Ludmila Lupinacci (London School of Economics): Going with the (social media) flow: Notes on doomscrolling and stream flow-breakers in viral times

Click to access lupinacci_goingwiththeflow-1.pdf

This short paper dedicates attention to a mechanism through which much of the online content is circulated, shared, and consumed nowadays: social media’s infinite streams, or ‘feeds’. These informational flows are central socio-technical conditions to the present-day logics of virality and memetics – phenomena that are always contingent on the existence of appropriate structures and vectors. The discussion focusses on what I am referring to as ‘flow-breakers’. These are posts shared by users of stream-based social media platforms targeting other (imagined) users who are scrolling uninterruptedly through a flood of gloomy content – a practice that is now generally called ‘doomscrolling’. Stream flow-breakers not only demonstrate the current normalisation of so-called mindless, endless scrolling as part of regular social media engagements but also serve to evidence users’ reflexive acknowledgement of both the readers’ likely repetitive (often labelled ‘addictive’) behaviour, and of the stickiness of these technologies. In a context of lockdown, the ‘mobility’ in mobile social media is less about portability or physical movement and more about affective motility and tentative practices of dwelling in platforms that are purposefully framed as agitated and restless. Keywords Scrolling; social media; platform; mobile media; flow; infinite stream; lockdown, phenomenology.
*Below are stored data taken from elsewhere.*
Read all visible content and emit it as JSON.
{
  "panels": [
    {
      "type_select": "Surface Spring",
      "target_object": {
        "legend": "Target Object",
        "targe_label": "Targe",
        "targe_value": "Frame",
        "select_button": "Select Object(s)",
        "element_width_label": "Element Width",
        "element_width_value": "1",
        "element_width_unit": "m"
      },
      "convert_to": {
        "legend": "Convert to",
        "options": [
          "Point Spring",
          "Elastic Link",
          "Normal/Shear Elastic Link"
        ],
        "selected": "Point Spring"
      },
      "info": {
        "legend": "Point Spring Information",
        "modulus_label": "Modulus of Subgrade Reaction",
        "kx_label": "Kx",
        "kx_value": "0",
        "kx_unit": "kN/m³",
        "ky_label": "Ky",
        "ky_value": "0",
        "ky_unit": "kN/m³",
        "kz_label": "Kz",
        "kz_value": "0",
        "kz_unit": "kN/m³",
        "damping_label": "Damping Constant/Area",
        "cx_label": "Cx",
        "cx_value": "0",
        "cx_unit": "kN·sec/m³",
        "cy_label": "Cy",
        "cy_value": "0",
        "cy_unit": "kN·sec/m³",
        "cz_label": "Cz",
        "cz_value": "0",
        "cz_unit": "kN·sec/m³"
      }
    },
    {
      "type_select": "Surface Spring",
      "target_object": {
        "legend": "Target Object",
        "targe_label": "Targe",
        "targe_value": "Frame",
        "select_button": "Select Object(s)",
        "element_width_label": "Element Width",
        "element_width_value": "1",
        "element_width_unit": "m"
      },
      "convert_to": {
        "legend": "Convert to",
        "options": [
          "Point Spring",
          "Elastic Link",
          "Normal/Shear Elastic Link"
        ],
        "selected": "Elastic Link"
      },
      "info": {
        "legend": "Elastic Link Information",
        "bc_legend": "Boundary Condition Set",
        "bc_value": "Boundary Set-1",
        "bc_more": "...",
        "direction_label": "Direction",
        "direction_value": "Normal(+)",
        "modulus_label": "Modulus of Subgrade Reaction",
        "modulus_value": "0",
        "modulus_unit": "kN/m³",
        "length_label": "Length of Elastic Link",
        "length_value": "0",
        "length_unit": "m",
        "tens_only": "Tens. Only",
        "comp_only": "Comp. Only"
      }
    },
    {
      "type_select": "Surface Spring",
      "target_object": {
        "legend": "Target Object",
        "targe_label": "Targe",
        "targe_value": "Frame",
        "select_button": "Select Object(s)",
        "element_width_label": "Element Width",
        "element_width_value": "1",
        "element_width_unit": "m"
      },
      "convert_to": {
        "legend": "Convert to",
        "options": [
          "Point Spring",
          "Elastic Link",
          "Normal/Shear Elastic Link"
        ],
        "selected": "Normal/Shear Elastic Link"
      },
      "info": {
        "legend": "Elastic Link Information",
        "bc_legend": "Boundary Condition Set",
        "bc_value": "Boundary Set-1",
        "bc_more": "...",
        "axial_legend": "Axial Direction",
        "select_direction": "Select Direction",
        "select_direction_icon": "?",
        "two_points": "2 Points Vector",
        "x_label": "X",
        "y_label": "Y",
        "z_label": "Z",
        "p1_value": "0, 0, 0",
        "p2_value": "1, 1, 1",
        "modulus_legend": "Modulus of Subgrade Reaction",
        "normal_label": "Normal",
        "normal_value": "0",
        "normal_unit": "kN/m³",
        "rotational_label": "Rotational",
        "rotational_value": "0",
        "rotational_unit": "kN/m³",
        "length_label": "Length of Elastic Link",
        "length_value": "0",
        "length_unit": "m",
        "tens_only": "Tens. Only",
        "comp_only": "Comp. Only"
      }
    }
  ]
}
Donatella Della Ratta (John Cabot University, Italy):  ‘Give it a shot. VVV: on Violence, Visibility and Viruses

 

Click to access dellaratta.pdf

The ‘shot’ is the figurative device around which we (re)think what happened in the last decade in terms of the relationship between violence, visibility and the body. Ten years ago, the myth of the participatory culture incubated within the ‘social’ web (O’Reilly 2005) had nurtured the absolute faith in virality being the new ‘message’ of a medium that, by virtue of its speed and ‘spreadability’ (Jenkins 2013), had irremediably dissolved content into mere contributions (Dean 2005).  The Arab Spring embodied the celebration of this belief. The hashtag ‘domino effect’, in which so many countries, from Libya to Egypt to Yemen, were trapped – dictatorship after dictatorship falling in weeks or months, in a row, first on Twitter, then on the ground –, seemed to be evidence of this virality and spreadability successfully at work. Contagion had finally materialized as a techno-social (and political) condition.  This period was marked by the utmost visibility and violence: the more you shoot, the more you are shot at (and viceversa). To the reflection I’ve elaborated in my previous work on the metaphor of ‘shooting’ as in performing violence and producing evidence of that violence performed (Della Ratta 2018), I want to offer, ten years and a pandemic after the ‘Spring’, a further element to the intertwinement between visual media and the military, i.e. the pharmaceutical or, better, ‘pharmapornographic’ (Preciado 2013) aspect of the shot. The ways in which big pharma converges, with the media and the military, in redefining the body and the production of subjects and subjectivities as the ultimate battlefield for contemporary capitalism. From micro cameras to wearable and bio weapons, the ‘shooting’ has become more and more connected to technologies of the body becoming ‘microprostethic’ and ‘incorporated’ (Preciado, 2013) and, at the same time, globally networked. No longer extensions of the body, it is the latter that rather incorporates these pervasive spaces of surveillance and inherent violence. The pharmaceutical, pharmapornographic shot has taken over: endocrinology and the genetic (and semiotic) engineering of the healthy and the sick, from period (and virus) tracking-apps to networked sex toys.